Pholis laeta, like other gunnels, is somewhat eel-like. It grows to a maximum total length of 25 cm. The dorsal fin contains between 74 and 80 spines and the anal fin contains 35 to 37. soft rays. The caudal fin is rounded and the pelvic fins are tiny. There are two rows of blackish crescent-shaped markings each with a yellow spot in their centers along the back, and these identify this species from other gunnels. The overall color of the body may vary from orange-brown to olive-green, the color being camouflage and color phases vary with habitat.

==Distribution and habitat==
The crescent gunnel is found in the eastern Pacific along the western coast of North America from the Bering Sea coast of Alaska through the Aleutian Islands south as far as Crescent City in northern California. Pholis laeta lives in shallow, marine areas. It may also be found out of water under seaweed or rocks. It is known to live in the demersal zone at depths of up to 73 metres. This fish is common in such habitats as tide pools and in intertidal environments and may be found under rocks that are protected by seaweed.

==Biology==
The crescent gunnel reach sexual maturity at approximately 10 cm in length.

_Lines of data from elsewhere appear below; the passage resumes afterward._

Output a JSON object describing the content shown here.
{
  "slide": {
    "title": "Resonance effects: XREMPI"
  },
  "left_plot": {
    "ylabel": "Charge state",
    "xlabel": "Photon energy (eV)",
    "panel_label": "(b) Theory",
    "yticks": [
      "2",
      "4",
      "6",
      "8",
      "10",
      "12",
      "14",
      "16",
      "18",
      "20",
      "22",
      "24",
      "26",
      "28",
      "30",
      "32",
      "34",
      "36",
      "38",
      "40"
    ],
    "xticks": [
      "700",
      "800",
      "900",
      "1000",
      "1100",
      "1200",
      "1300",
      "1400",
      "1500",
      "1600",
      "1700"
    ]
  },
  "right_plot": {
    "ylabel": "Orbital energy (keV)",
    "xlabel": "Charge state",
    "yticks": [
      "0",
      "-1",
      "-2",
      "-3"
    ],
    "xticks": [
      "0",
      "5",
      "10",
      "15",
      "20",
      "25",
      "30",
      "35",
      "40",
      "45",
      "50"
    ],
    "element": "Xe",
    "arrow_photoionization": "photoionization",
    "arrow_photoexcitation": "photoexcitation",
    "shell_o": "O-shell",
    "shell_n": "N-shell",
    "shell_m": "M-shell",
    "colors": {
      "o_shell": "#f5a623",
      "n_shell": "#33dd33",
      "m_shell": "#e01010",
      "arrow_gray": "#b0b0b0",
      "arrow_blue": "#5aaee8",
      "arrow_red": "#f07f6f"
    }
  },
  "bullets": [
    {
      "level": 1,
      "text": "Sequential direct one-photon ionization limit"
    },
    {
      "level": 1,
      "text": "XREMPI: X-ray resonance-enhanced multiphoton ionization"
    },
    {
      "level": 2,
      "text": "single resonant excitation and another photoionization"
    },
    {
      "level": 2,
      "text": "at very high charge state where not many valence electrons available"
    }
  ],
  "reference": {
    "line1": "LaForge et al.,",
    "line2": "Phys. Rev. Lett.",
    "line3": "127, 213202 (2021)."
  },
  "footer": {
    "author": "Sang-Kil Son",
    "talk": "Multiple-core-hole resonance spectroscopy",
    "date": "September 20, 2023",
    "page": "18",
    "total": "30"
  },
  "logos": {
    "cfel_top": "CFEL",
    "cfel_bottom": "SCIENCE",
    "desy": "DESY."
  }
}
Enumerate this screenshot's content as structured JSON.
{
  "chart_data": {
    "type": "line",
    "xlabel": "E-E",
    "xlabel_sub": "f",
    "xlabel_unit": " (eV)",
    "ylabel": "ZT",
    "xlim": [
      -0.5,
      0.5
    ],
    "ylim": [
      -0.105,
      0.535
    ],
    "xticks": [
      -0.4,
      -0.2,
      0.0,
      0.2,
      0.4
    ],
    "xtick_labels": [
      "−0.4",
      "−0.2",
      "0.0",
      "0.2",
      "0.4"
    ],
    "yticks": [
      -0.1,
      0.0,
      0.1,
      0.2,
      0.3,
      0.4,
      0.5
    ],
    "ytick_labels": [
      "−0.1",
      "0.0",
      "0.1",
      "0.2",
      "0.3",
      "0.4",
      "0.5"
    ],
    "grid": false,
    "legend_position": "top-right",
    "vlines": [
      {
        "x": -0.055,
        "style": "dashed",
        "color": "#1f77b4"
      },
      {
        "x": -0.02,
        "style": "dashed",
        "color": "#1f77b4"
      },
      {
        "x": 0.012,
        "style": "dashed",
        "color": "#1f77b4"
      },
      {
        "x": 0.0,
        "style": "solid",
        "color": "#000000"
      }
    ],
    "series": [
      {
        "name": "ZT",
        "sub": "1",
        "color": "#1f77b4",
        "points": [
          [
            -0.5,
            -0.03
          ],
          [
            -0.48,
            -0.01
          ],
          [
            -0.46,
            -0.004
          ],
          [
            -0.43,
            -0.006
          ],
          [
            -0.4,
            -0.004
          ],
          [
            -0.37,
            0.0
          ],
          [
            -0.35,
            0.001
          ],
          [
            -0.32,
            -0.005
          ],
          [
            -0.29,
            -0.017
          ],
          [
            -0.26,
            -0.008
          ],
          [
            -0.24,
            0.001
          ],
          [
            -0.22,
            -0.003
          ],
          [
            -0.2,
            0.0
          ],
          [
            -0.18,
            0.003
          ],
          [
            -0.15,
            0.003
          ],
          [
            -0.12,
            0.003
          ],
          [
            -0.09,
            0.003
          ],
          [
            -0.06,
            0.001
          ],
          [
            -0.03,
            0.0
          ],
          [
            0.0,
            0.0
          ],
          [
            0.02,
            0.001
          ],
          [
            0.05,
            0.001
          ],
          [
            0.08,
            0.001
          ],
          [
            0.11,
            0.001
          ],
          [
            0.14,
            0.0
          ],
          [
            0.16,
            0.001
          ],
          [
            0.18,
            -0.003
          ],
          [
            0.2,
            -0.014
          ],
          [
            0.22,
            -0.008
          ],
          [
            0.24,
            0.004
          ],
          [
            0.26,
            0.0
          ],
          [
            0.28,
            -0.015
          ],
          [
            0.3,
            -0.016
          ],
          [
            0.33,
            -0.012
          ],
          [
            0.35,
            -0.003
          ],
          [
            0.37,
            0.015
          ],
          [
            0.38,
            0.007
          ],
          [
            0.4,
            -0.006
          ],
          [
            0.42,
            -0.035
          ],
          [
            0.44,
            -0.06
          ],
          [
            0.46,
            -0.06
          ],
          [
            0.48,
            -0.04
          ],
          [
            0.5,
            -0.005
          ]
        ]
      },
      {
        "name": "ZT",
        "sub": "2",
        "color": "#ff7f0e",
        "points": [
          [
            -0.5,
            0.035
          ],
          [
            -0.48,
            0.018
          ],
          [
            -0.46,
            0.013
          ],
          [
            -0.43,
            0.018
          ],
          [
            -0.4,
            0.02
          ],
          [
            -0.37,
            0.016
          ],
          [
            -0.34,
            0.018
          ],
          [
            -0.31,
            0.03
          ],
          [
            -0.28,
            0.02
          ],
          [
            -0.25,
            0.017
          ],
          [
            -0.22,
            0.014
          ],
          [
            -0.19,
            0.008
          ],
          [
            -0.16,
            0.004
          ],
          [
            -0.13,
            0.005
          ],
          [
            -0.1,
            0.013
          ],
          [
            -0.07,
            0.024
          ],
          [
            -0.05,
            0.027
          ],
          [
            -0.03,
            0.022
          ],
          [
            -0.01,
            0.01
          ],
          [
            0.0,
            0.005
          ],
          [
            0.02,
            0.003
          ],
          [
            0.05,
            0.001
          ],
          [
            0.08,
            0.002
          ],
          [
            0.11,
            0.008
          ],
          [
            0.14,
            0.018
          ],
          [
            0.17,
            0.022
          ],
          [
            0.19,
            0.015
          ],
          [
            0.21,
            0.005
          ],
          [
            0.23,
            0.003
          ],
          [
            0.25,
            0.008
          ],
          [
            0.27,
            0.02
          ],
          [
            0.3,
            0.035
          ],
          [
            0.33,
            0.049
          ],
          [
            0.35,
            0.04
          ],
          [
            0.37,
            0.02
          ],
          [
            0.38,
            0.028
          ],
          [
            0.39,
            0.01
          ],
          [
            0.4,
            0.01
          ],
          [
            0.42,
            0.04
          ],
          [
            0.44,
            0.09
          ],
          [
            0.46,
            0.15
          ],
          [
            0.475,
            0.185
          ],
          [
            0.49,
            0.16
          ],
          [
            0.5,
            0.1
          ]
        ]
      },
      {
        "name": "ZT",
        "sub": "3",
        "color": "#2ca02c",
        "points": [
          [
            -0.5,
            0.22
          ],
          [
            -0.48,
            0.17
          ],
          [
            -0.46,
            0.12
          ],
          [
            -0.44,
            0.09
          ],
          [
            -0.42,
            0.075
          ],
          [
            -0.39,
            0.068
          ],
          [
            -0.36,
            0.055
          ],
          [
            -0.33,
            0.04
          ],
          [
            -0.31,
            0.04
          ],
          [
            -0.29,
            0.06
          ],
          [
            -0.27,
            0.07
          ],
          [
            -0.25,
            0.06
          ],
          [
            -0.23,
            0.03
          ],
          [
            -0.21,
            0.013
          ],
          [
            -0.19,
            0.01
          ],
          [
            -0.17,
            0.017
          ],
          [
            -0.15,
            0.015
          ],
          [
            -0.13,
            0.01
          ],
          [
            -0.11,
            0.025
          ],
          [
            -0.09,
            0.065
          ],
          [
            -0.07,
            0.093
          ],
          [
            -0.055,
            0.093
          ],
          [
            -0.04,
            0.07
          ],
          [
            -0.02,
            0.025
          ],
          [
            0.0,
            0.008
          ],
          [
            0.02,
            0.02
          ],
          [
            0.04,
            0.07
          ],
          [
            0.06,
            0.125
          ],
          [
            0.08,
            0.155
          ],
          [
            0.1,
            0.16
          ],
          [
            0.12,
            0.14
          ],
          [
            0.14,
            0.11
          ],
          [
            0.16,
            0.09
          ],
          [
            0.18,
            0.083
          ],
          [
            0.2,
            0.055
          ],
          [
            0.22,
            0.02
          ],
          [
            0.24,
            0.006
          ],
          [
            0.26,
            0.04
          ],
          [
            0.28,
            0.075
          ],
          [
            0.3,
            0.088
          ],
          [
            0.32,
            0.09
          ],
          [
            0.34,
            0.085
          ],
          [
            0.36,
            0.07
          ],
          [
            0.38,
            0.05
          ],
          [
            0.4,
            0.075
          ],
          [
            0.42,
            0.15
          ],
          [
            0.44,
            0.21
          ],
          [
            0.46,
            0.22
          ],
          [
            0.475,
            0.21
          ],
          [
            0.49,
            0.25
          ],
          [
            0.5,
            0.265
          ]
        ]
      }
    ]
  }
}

The females lay masses of 600 to 1,600 eggs in late winter, January and February. The demersal eggs stick to each other and to the substrate and are sometimes guarded by one of the parents. They hatch into larvae after 2 months and join the plankton. In Alaska colder water temperatures can delay breeding. They can live for up to 6 years.

The crescent gunnels likely eats marine worms as well as small species of crustacean. It is an important prey item for larger vertebrate predators and these include great blue heron (Ardea herodias), pigeon guillemot (Cepphus columba), North American river otter (Lontra canadensis), American mink (Mustela vison), and larger fishes.
However, have been found to be a lower quality food for pigeon guillemot chicks and pairs that caught a high number of crescent gunnels do not show high reproductive success. These fishes hide in rockpools or tiny crevices under rocks or in vegetation, they may even emerge fully from water at low tide, and are apparently able to breathe air not submerged.